Sam’s hand tightened on his arm and he looked down. Her eyes were smiling and with a peculiar pang he realised he’d spent far too much of their short married life avoiding her, chasing his brother, or sulking. That time could have been spent so much more enjoyably. Once they ran this errand he would start rectifying matters—first by taking her back to that wonderfully soft bed so he could unfurl her hair into a dark, fragrant waterfall over her body...

Not suitable thoughts while standing in the middle of Piccadilly.

‘We had best get this over with. What is this errand, anyway?’

‘I need a new wardrobe and you shall help me choose fabrics.’

His horror must have shown on his face because she burst out laughing.

‘You look like a toddler being dragged to have a tooth pulled. This is Hatchard’s, silly, not Madame Fanchot’s. I need a new set of Desert Boy books. I usually read the manuscripts Mr Durham sends me and rarely read them after they are published, because I am too scared to discover that my illustrations are all wrong for the final version, so when my copy of The Treasures of Siwa arrived I gave it to Ellie before I even read it. But now it is officially published I do wish to have a copy, especially since the manuscript Mr Durham originally sent me wasn’t complete.’ Her hand tightened a little on his arm as she stared at the damp pavement. ‘I tried to visit Mr Durham to ask him if he knows whether Mr Bunny is writing a new book, but he is in Boston commissioning new authors. His son is at the helm during his absence and I did not stay to speak with him—he is rather an unctuous young man, not at all like his father. I hate not knowing. I always worry I shall learn that something happened to Mr Bunny or perhaps...perhaps he no longer needs my illustrations.’

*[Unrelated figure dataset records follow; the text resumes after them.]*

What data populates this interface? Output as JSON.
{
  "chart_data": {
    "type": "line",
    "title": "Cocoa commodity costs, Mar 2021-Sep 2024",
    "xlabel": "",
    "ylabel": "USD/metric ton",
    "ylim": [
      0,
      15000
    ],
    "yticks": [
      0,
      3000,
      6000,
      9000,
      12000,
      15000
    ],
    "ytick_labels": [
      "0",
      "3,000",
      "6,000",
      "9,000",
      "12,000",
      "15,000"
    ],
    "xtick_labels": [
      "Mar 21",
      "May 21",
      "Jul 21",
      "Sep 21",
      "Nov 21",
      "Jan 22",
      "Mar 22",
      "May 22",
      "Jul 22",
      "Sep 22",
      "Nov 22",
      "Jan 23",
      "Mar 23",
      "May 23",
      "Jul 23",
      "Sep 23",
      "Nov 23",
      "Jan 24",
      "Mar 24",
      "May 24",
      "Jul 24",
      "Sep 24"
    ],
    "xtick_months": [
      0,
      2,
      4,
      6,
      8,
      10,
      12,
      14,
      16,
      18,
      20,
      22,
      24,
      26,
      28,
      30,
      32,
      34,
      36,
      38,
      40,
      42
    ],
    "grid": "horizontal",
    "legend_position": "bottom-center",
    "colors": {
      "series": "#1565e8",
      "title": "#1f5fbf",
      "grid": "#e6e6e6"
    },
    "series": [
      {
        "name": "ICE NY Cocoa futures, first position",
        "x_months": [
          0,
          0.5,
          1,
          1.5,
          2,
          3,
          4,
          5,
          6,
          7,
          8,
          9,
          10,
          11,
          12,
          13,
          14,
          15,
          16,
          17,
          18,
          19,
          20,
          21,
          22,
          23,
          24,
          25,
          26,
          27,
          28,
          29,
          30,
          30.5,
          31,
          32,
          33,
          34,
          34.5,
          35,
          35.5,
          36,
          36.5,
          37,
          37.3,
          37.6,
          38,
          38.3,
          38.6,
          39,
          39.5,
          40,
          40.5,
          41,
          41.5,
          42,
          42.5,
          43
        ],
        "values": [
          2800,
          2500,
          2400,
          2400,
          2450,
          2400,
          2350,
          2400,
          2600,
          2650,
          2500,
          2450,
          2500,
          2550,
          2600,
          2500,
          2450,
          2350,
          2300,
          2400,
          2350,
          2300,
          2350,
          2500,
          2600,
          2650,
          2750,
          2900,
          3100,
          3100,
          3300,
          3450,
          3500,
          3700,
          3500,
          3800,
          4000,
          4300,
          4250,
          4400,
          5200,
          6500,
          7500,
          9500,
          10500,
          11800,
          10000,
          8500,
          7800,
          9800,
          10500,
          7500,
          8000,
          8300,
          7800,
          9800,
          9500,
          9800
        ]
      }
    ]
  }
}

Edge was also a little worried. More than a little. After a particularly memorable occasion of childish evasion years ago, Janet had pointed out lies by omission can be just as poisonous as lies by commission. How had he managed to forget this issue still lay between them? How had he not admitted to Sam that he was Mr Bunny, as she insisted on calling the author of the Desert Boy books?

‘Sam...’

‘Oh, no, it is beginning to rain. Hurry, there is no escape now.’

No escape.

Edge followed her inside, his mind tossing arguments back and forth as they were swept into a kaleidoscope of pelisses and bonnets and the rumble of the street was replaced by the buzz of people.

Edge clenched his teeth. This was neither the time nor the place for a crisis of conscience. He would consider the issue later when he could think it through carefully. Perhaps if he told her while they were more...intimate...it might be less of a shock. He could have told her last night while she was lying half on him, with her leg over his, her hand stroking his chest while his shaped that wonderful curve of her hip, up and over...

‘Edge?’

He breathed in, taking his time.

‘Let’s buy those books and leave. This place sounds like the camel market at Imbaba and with all these perfumes it smells almost as bad.’

She laughed and stroked his arm. A woman with a bonnet three times the size of her head managed to both glare at them and look away in disgust. Sam immediately dropped his arm, surprising him. He glanced down at her.